While the AOC did not name the American athlete, men’s pole vaulter Sam Kendricks tested positive for Covid-19 earlier Thursday.

"The three, who are all vaccinated, self-reported once they heard news of the US athlete testing positive late this morning," the AOC said.
"All daily tests of the trio in the village had also returned negative results."

Fifty-four members of the team isolated in their room for two hours while the three members tested and were later given permission to leave.

“Once again, abundant caution and our strict protocols continue to keep the team safe," Australian Olympic Team Chief de Mission Ian Chesterman said.

"We will continue to be very thorough in our observance of the Tokyo playbooks and our own additional measures."

3:35 a.m.
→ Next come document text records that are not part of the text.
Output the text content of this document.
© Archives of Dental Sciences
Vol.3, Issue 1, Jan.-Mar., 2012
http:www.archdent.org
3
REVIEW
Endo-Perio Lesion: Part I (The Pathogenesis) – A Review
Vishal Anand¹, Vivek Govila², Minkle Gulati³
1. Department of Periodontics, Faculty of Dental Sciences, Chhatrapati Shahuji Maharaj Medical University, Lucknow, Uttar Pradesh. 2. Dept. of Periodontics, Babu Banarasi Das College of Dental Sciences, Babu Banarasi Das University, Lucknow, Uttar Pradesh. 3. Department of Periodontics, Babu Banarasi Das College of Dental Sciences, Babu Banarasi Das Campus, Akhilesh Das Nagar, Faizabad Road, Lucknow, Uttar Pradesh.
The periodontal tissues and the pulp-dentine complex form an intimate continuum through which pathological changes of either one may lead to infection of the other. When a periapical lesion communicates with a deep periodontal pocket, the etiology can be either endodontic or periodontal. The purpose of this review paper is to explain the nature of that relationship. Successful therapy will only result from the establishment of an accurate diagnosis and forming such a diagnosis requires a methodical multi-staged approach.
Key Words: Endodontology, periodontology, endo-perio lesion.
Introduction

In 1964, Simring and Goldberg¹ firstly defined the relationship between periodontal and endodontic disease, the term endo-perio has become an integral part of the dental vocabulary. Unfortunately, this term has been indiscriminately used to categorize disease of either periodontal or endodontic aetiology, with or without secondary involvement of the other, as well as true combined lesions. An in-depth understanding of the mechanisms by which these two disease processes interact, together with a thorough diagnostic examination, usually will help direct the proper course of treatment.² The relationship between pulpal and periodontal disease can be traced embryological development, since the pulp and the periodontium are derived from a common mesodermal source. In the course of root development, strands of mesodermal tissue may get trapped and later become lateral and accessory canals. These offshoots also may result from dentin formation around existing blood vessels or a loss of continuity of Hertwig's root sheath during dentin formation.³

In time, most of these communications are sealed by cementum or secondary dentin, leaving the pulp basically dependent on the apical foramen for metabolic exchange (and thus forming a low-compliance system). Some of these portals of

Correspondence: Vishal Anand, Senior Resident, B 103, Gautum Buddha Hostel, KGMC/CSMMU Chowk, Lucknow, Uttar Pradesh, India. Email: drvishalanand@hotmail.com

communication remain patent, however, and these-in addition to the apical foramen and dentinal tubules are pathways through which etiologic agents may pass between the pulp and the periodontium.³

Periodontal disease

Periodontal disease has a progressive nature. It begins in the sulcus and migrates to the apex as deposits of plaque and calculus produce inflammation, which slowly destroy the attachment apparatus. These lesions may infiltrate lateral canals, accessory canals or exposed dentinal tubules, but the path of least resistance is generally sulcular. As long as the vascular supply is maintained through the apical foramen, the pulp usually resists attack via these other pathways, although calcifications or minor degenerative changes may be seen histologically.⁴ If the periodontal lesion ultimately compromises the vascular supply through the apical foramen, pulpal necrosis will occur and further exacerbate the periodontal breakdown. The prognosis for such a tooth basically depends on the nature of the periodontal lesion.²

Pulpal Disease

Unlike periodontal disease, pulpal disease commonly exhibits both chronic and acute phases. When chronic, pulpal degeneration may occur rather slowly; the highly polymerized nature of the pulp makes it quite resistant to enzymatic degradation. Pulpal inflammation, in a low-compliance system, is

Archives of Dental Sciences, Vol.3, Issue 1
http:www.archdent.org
ET, July 29, 2021

Slovakian sets an Olympic record, San Marino earns first-ever Olympic medal in women's trap final

From CNN's Aditi Sangal

Slovakia’s Zuzana Rehak Stefecekova celebrates winning gold in the women’s trap final on July 29.
Slovakia’s Zuzana Rehak Stefecekova celebrates winning gold in the women’s trap final on July 29. (Kevin C. Cox/Getty Images)

It was an eventful final event in women's trap shooting.

Slovakia's Zuzana Rehak Stefecekova won the gold medal after hitting 43 of her 50 targets, setting an Olympic record.

Meanwhile, San Marino's Alessandra Perilli won bronze, making it her country's first Olympic medal in history. The country has a population of about 34,000 people.

The silver medal went to Kayle Browning of the USA.

Rehak Stefecekova had previously claimed a silver medal at the 2008 and 2012 Olympic Games.

Life became much easier on the range after she had kids, she told reporters after winning the Tokyo gold.

“When you get children, you know what is the most important thing in your life," she said. 

"I’m very happy for this medal, but even before the final, I wrote to my husband, ‘I am happy to be in the final, but the gold I already have it.'"

3:13 a.m. ET, July 29, 2021

It's in their blood: Nearly 30 pairs of siblings are competing at the 2020 Olympics

From CNN's Aditi Sangal

Brothers Martin Sinkovic and Valent Sinkovic of Team Croatia pose with their gold medals after the rowing men’s pair final on July 29.
Brothers Martin Sinkovic and Valent Sinkovic of Team Croatia pose with their gold medals after the rowing men’s pair final on July 29. (Naomi Baker/Getty Images)

Be it a fierce connection or age-old rivalry, siblings will be showing up in big numbers at the Tokyo 2020 Olympics, with nearly 30 sets of siblings competing.

We've already seen Japan's brother and sister Abe Hufimi and Abe Uta claim gold medals in Judo on the same day in their respective finals, along with Croatian brothers Martin Sinkovic and Valent Sinkovic winning gold in the rowing men’s pair final on Thursday.

Meanwhile, Team USA has seven pairs of siblings and Team Great Britain has nine pairs, who are competing across sports.

British twin sisters Jennifer and Jessica Gadirova have already scored a bronze at the women's gymnastics team final. They are also in competition against twin sisters from Italy and the Netherlands. Meanwhile, a pair of Russian twins will compete in rhythmic gymnastics.

Croatia has another set of brother competing in sailing, along with a pair of Turkish siblings.

The pool events will also see a number of siblings competing, with French twins in synchronized swimming, Austrian sisters in duet synchronized swimming and two Australian sister competing in their respective events, along with a brother and sister from Cape Verde.

Spain's men's basketball team has a pair of brothers -- Pau and Marc Gasol have three NBA titles between them -- and the triathlon will see a Kiwi brother and sister compete in their respective events as well.

How is this happening?

Well, nobody knows for sure. But many of these athletes have spoken about their journey in the sport and a lot of them have described their sibling's influence in getting them started. Some of them were also trained by their athlete parents. Maybe nobody wants to miss out on the primary kitchen table discussions.